Sure, it’s nearly impossible to not recommend this 110 year old masterpiece. However, as last week TCM decided to air a two-hour block of films from iconic director Georges Melies (who has been as popular as ever given this film’s recent re-release, updated score by Air, and focus in a certain film from Martin Scorsese), this film is as vital and influential as ever. When taken in Melies’ entire canon, one may have films that are more beloved by him or her (this writer particularly loves Kingdom Of The Fairies), but very few films have the right to say that they single-handedly invented a genre. The forefather of cinematic sci-fi, Moon is simply one of the greatest films ever crafted, and is just one example of how one is truly able to say that Melies may have been a magician prior to his film career, but the true magic hit the world when he got behind the camera. His films are so utterly full of life, often times coming off as if the actors, and Melies in his direction, drank gallons upon gallons of coffee, pairing so perfectly with his film’s inherent sense of child-like wonder. These are films for the entire family, so please; introduce your family to this absolute masterpiece. Toss in the top-notch documentary looking at the history of the project, both of which are available to stream on Fandor. 

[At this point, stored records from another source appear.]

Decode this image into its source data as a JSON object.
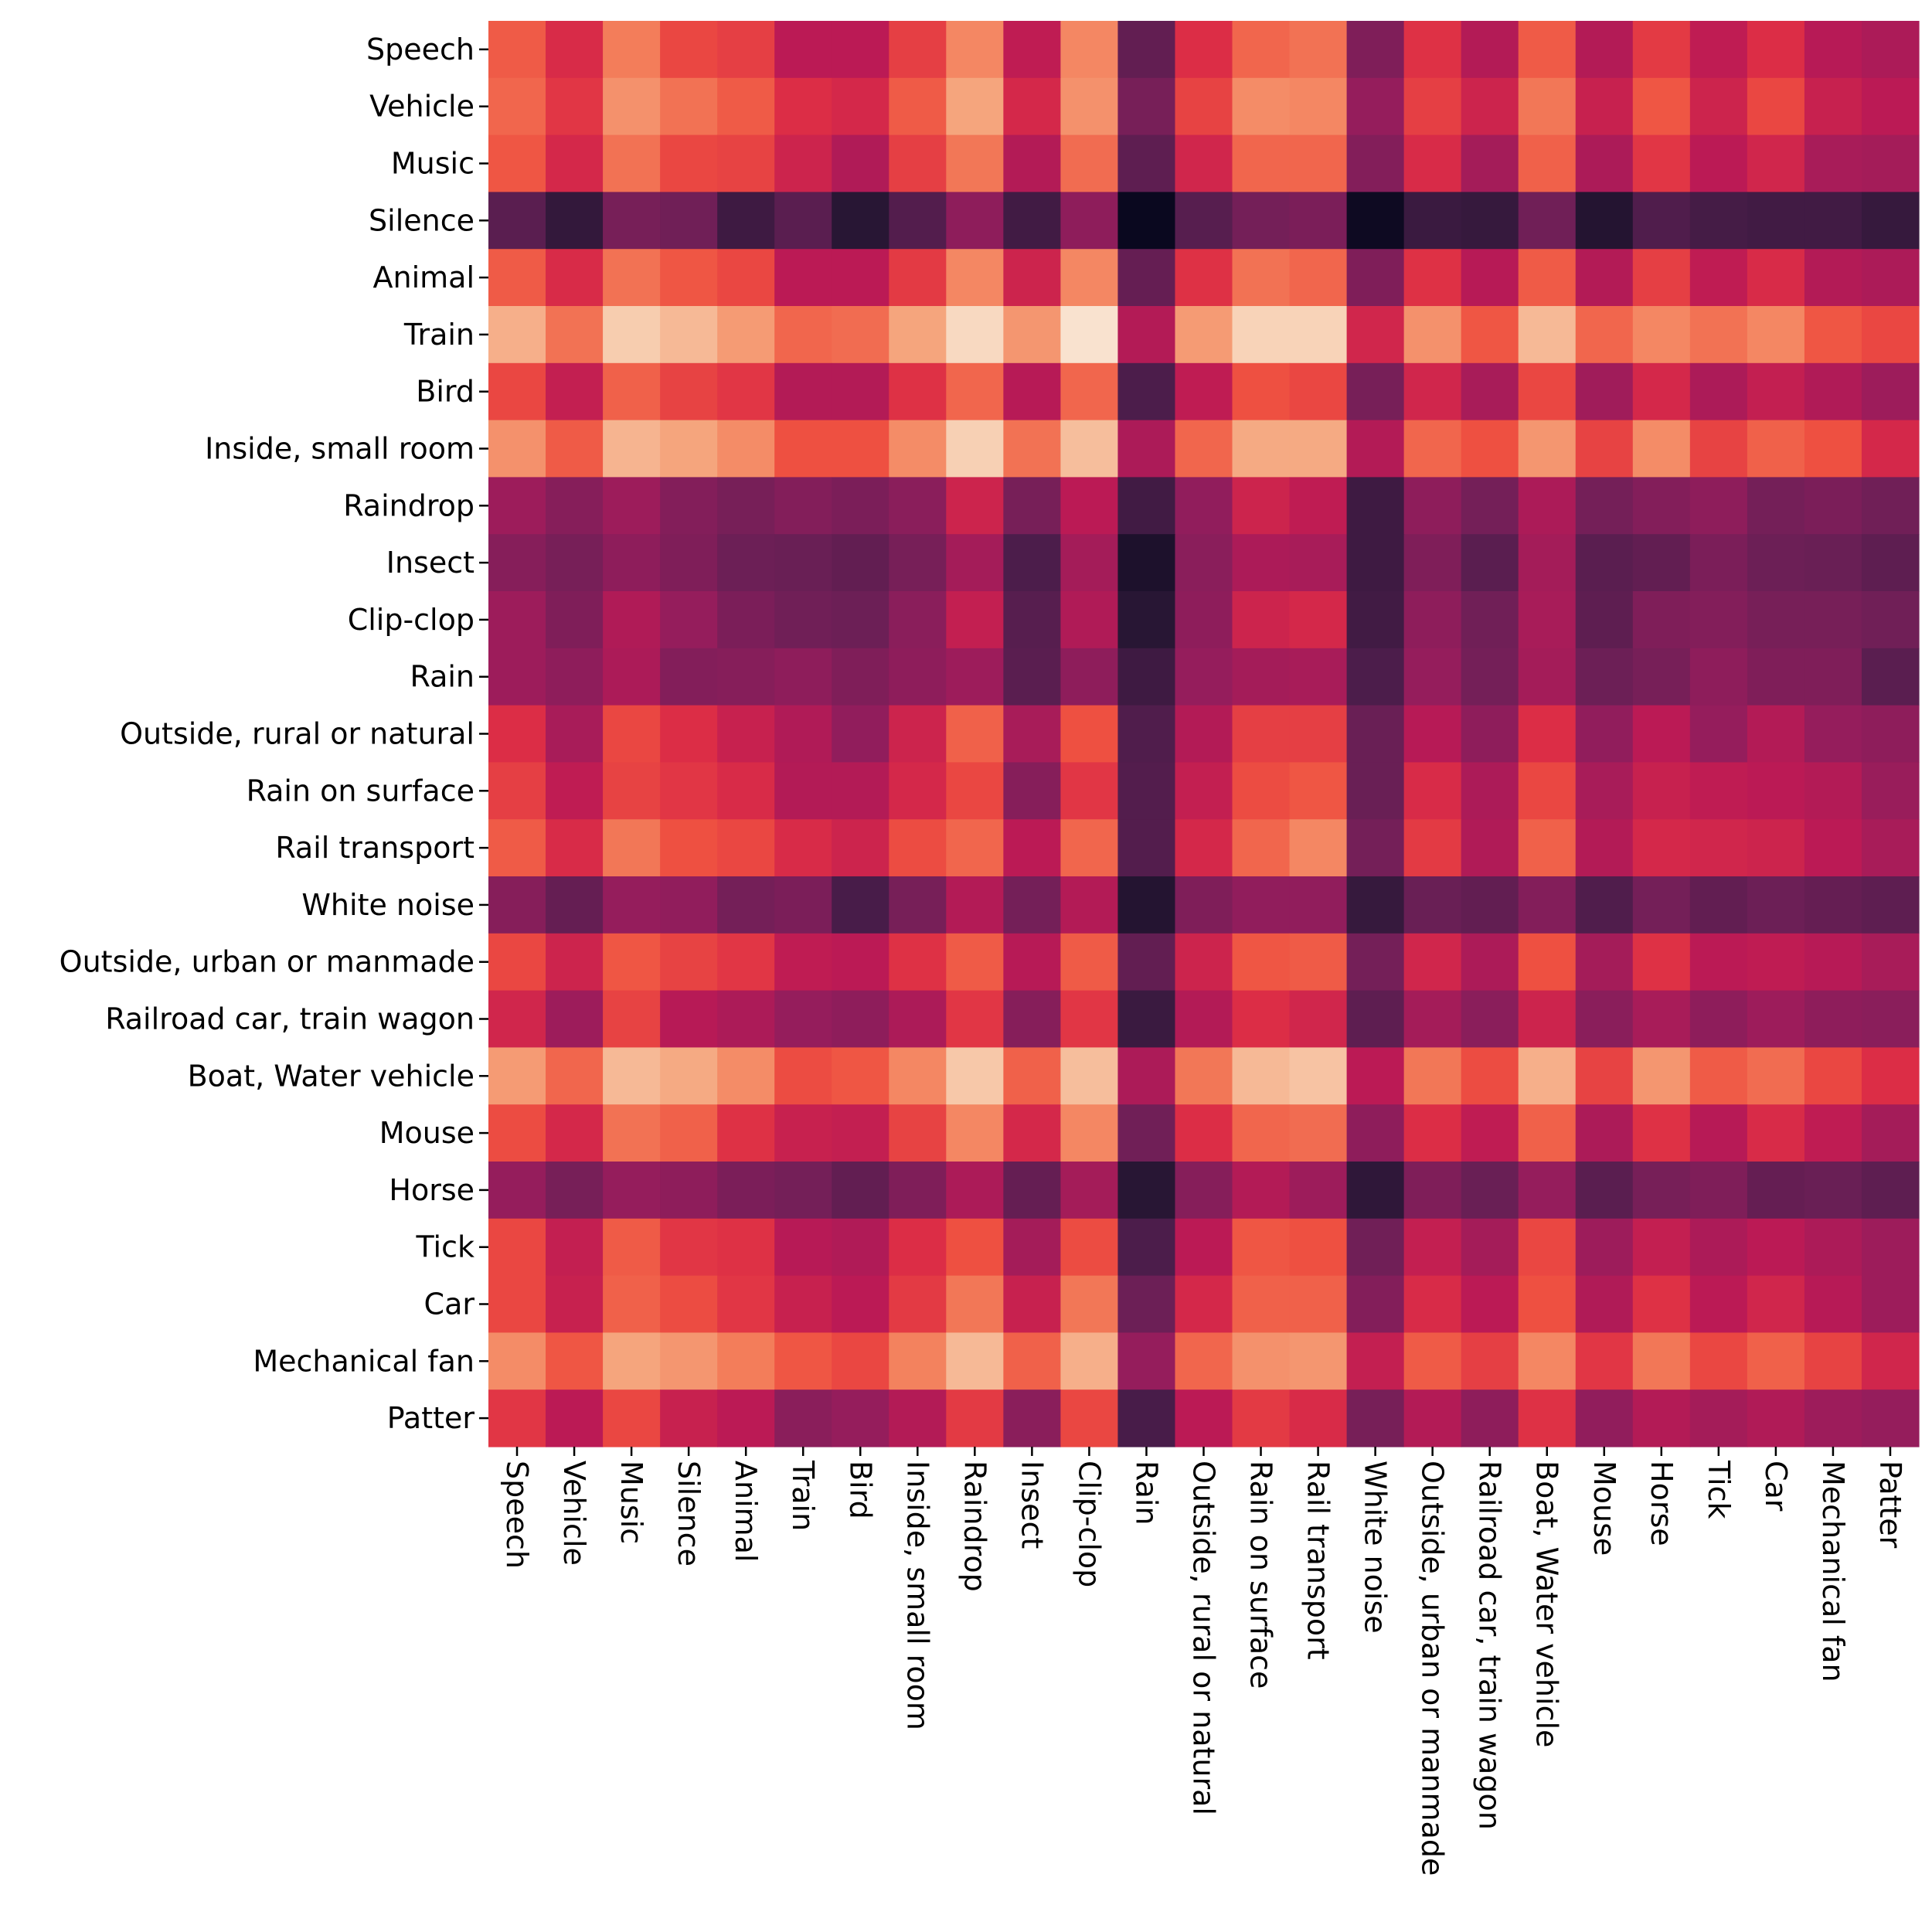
{
  "chart_data": {
    "type": "heatmap",
    "title": "",
    "xlabel": "",
    "ylabel": "",
    "categories": [
      "Speech",
      "Vehicle",
      "Music",
      "Silence",
      "Animal",
      "Train",
      "Bird",
      "Inside, small room",
      "Raindrop",
      "Insect",
      "Clip-clop",
      "Rain",
      "Outside, rural or natural",
      "Rain on surface",
      "Rail transport",
      "White noise",
      "Outside, urban or manmade",
      "Railroad car, train wagon",
      "Boat, Water vehicle",
      "Mouse",
      "Horse",
      "Tick",
      "Car",
      "Mechanical fan",
      "Patter"
    ],
    "x_categories": [
      "Speech",
      "Vehicle",
      "Music",
      "Silence",
      "Animal",
      "Train",
      "Bird",
      "Inside, small room",
      "Raindrop",
      "Insect",
      "Clip-clop",
      "Rain",
      "Outside, rural or natural",
      "Rain on surface",
      "Rail transport",
      "White noise",
      "Outside, urban or manmade",
      "Railroad car, train wagon",
      "Boat, Water vehicle",
      "Mouse",
      "Horse",
      "Tick",
      "Car",
      "Mechanical fan",
      "Patter"
    ],
    "y_categories": [
      "Speech",
      "Vehicle",
      "Music",
      "Silence",
      "Animal",
      "Train",
      "Bird",
      "Inside, small room",
      "Raindrop",
      "Insect",
      "Clip-clop",
      "Rain",
      "Outside, rural or natural",
      "Rain on surface",
      "Rail transport",
      "White noise",
      "Outside, urban or manmade",
      "Railroad car, train wagon",
      "Boat, Water vehicle",
      "Mouse",
      "Horse",
      "Tick",
      "Car",
      "Mechanical fan",
      "Patter"
    ],
    "colormap": "rocket",
    "colorbar": false,
    "values": [
      [
        0.68,
        0.57,
        0.74,
        0.64,
        0.62,
        0.5,
        0.5,
        0.62,
        0.76,
        0.51,
        0.76,
        0.26,
        0.58,
        0.7,
        0.72,
        0.34,
        0.59,
        0.48,
        0.68,
        0.48,
        0.61,
        0.51,
        0.58,
        0.49,
        0.46
      ],
      [
        0.7,
        0.6,
        0.78,
        0.72,
        0.68,
        0.58,
        0.56,
        0.68,
        0.82,
        0.56,
        0.78,
        0.32,
        0.63,
        0.77,
        0.76,
        0.4,
        0.62,
        0.54,
        0.73,
        0.53,
        0.67,
        0.54,
        0.64,
        0.53,
        0.5
      ],
      [
        0.67,
        0.56,
        0.72,
        0.64,
        0.63,
        0.54,
        0.47,
        0.62,
        0.73,
        0.48,
        0.71,
        0.25,
        0.55,
        0.7,
        0.7,
        0.35,
        0.57,
        0.44,
        0.69,
        0.46,
        0.6,
        0.5,
        0.55,
        0.45,
        0.44
      ],
      [
        0.24,
        0.13,
        0.32,
        0.3,
        0.16,
        0.24,
        0.1,
        0.22,
        0.38,
        0.17,
        0.38,
        0.02,
        0.23,
        0.31,
        0.33,
        0.03,
        0.15,
        0.14,
        0.3,
        0.09,
        0.21,
        0.18,
        0.17,
        0.17,
        0.14
      ],
      [
        0.68,
        0.57,
        0.72,
        0.67,
        0.64,
        0.5,
        0.5,
        0.61,
        0.76,
        0.54,
        0.76,
        0.27,
        0.59,
        0.72,
        0.7,
        0.34,
        0.59,
        0.49,
        0.68,
        0.48,
        0.62,
        0.51,
        0.57,
        0.48,
        0.46
      ],
      [
        0.84,
        0.72,
        0.9,
        0.86,
        0.8,
        0.7,
        0.71,
        0.82,
        0.94,
        0.79,
        0.97,
        0.48,
        0.8,
        0.92,
        0.92,
        0.55,
        0.78,
        0.67,
        0.86,
        0.7,
        0.76,
        0.72,
        0.76,
        0.67,
        0.64
      ],
      [
        0.64,
        0.52,
        0.69,
        0.63,
        0.6,
        0.48,
        0.48,
        0.59,
        0.7,
        0.49,
        0.7,
        0.2,
        0.51,
        0.66,
        0.64,
        0.32,
        0.55,
        0.45,
        0.64,
        0.43,
        0.56,
        0.46,
        0.52,
        0.47,
        0.42
      ],
      [
        0.78,
        0.68,
        0.85,
        0.82,
        0.77,
        0.66,
        0.66,
        0.77,
        0.91,
        0.72,
        0.87,
        0.46,
        0.7,
        0.83,
        0.83,
        0.48,
        0.7,
        0.66,
        0.79,
        0.63,
        0.77,
        0.63,
        0.69,
        0.66,
        0.56
      ],
      [
        0.42,
        0.36,
        0.42,
        0.35,
        0.32,
        0.35,
        0.33,
        0.37,
        0.54,
        0.32,
        0.5,
        0.17,
        0.39,
        0.54,
        0.51,
        0.16,
        0.38,
        0.31,
        0.46,
        0.31,
        0.35,
        0.38,
        0.31,
        0.33,
        0.3
      ],
      [
        0.36,
        0.32,
        0.38,
        0.34,
        0.29,
        0.28,
        0.26,
        0.32,
        0.44,
        0.2,
        0.44,
        0.07,
        0.37,
        0.46,
        0.45,
        0.16,
        0.34,
        0.24,
        0.44,
        0.24,
        0.26,
        0.33,
        0.29,
        0.28,
        0.25
      ],
      [
        0.42,
        0.34,
        0.47,
        0.4,
        0.33,
        0.3,
        0.29,
        0.37,
        0.52,
        0.23,
        0.47,
        0.1,
        0.38,
        0.54,
        0.56,
        0.17,
        0.38,
        0.3,
        0.45,
        0.25,
        0.34,
        0.35,
        0.32,
        0.32,
        0.3
      ],
      [
        0.42,
        0.38,
        0.46,
        0.35,
        0.36,
        0.38,
        0.34,
        0.38,
        0.42,
        0.24,
        0.38,
        0.16,
        0.4,
        0.44,
        0.45,
        0.2,
        0.4,
        0.31,
        0.44,
        0.29,
        0.32,
        0.38,
        0.34,
        0.34,
        0.24
      ],
      [
        0.58,
        0.45,
        0.64,
        0.58,
        0.53,
        0.47,
        0.39,
        0.54,
        0.69,
        0.45,
        0.66,
        0.21,
        0.48,
        0.62,
        0.62,
        0.28,
        0.49,
        0.38,
        0.58,
        0.39,
        0.5,
        0.4,
        0.48,
        0.4,
        0.38
      ],
      [
        0.62,
        0.51,
        0.63,
        0.6,
        0.57,
        0.48,
        0.48,
        0.56,
        0.64,
        0.36,
        0.6,
        0.22,
        0.52,
        0.65,
        0.67,
        0.28,
        0.57,
        0.46,
        0.64,
        0.45,
        0.53,
        0.51,
        0.5,
        0.48,
        0.41
      ],
      [
        0.68,
        0.57,
        0.73,
        0.66,
        0.64,
        0.57,
        0.54,
        0.65,
        0.7,
        0.5,
        0.7,
        0.22,
        0.56,
        0.7,
        0.76,
        0.31,
        0.61,
        0.47,
        0.69,
        0.48,
        0.56,
        0.55,
        0.54,
        0.5,
        0.45
      ],
      [
        0.36,
        0.27,
        0.4,
        0.39,
        0.31,
        0.33,
        0.19,
        0.32,
        0.48,
        0.31,
        0.48,
        0.09,
        0.34,
        0.39,
        0.39,
        0.14,
        0.28,
        0.26,
        0.35,
        0.21,
        0.31,
        0.26,
        0.29,
        0.27,
        0.25
      ],
      [
        0.64,
        0.54,
        0.67,
        0.63,
        0.6,
        0.51,
        0.5,
        0.59,
        0.68,
        0.49,
        0.68,
        0.26,
        0.54,
        0.67,
        0.68,
        0.31,
        0.55,
        0.46,
        0.66,
        0.44,
        0.59,
        0.5,
        0.51,
        0.49,
        0.45
      ],
      [
        0.55,
        0.42,
        0.63,
        0.49,
        0.46,
        0.4,
        0.38,
        0.46,
        0.6,
        0.36,
        0.6,
        0.15,
        0.48,
        0.58,
        0.55,
        0.25,
        0.44,
        0.37,
        0.54,
        0.37,
        0.45,
        0.38,
        0.42,
        0.38,
        0.37
      ],
      [
        0.8,
        0.7,
        0.86,
        0.83,
        0.77,
        0.65,
        0.67,
        0.76,
        0.89,
        0.69,
        0.87,
        0.46,
        0.73,
        0.86,
        0.88,
        0.5,
        0.73,
        0.65,
        0.84,
        0.63,
        0.79,
        0.68,
        0.71,
        0.64,
        0.58
      ],
      [
        0.65,
        0.56,
        0.72,
        0.69,
        0.59,
        0.53,
        0.52,
        0.63,
        0.76,
        0.56,
        0.76,
        0.3,
        0.58,
        0.7,
        0.71,
        0.38,
        0.58,
        0.51,
        0.69,
        0.46,
        0.59,
        0.49,
        0.57,
        0.51,
        0.44
      ],
      [
        0.4,
        0.32,
        0.4,
        0.38,
        0.33,
        0.31,
        0.26,
        0.34,
        0.46,
        0.27,
        0.44,
        0.1,
        0.36,
        0.48,
        0.42,
        0.12,
        0.34,
        0.28,
        0.4,
        0.24,
        0.32,
        0.34,
        0.27,
        0.28,
        0.25
      ],
      [
        0.64,
        0.52,
        0.68,
        0.6,
        0.59,
        0.49,
        0.47,
        0.58,
        0.66,
        0.44,
        0.65,
        0.2,
        0.5,
        0.67,
        0.66,
        0.3,
        0.52,
        0.44,
        0.64,
        0.42,
        0.52,
        0.46,
        0.5,
        0.46,
        0.42
      ],
      [
        0.64,
        0.53,
        0.69,
        0.65,
        0.6,
        0.53,
        0.5,
        0.61,
        0.73,
        0.53,
        0.73,
        0.29,
        0.56,
        0.69,
        0.69,
        0.35,
        0.57,
        0.5,
        0.66,
        0.47,
        0.59,
        0.5,
        0.55,
        0.49,
        0.42
      ],
      [
        0.77,
        0.67,
        0.82,
        0.79,
        0.74,
        0.67,
        0.64,
        0.75,
        0.86,
        0.69,
        0.84,
        0.4,
        0.7,
        0.78,
        0.79,
        0.52,
        0.68,
        0.62,
        0.76,
        0.6,
        0.73,
        0.64,
        0.69,
        0.63,
        0.55
      ],
      [
        0.6,
        0.5,
        0.64,
        0.53,
        0.5,
        0.37,
        0.4,
        0.48,
        0.61,
        0.37,
        0.64,
        0.19,
        0.5,
        0.61,
        0.57,
        0.32,
        0.48,
        0.38,
        0.59,
        0.39,
        0.48,
        0.44,
        0.47,
        0.42,
        0.4
      ]
    ]
  }
}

1.TCM’s The Essentials, Jr.: Steve McQueen

Okay, so let me get this off my chest. I’ve said this once before, but it may not have hit you hard enough, The Essentials and The Essentials Jr. is truly the greatest example of why TCM may be the single most important player in the future of film education. As news outlets like the LA Times routinely state, lazily I might add, that this upcoming generation has no place for classic cinema, TCM has been single handily taking on this topic head on, with both of these series. This weekend the junior side of the equation will be focusing on actor Steve McQueen, with airings of both The Great Escape and The Blob. Yes, these are two fantastic films, one of which is a Criterion approved release, but this recommendation is much bigger than for just these two films. This is a call to arms. If there is one thing that you do this weekend, make sure to sit down, with your loved ones (preferably those of a younger age) and introduce them to these classics, and prove to the world that while big budgets and special effects may be the thing of this generation, these films will forever have a place among the greatest of all time, and will forever have a place in the hearts and minds of those looking to cinema for the purest form of escape and stimulation.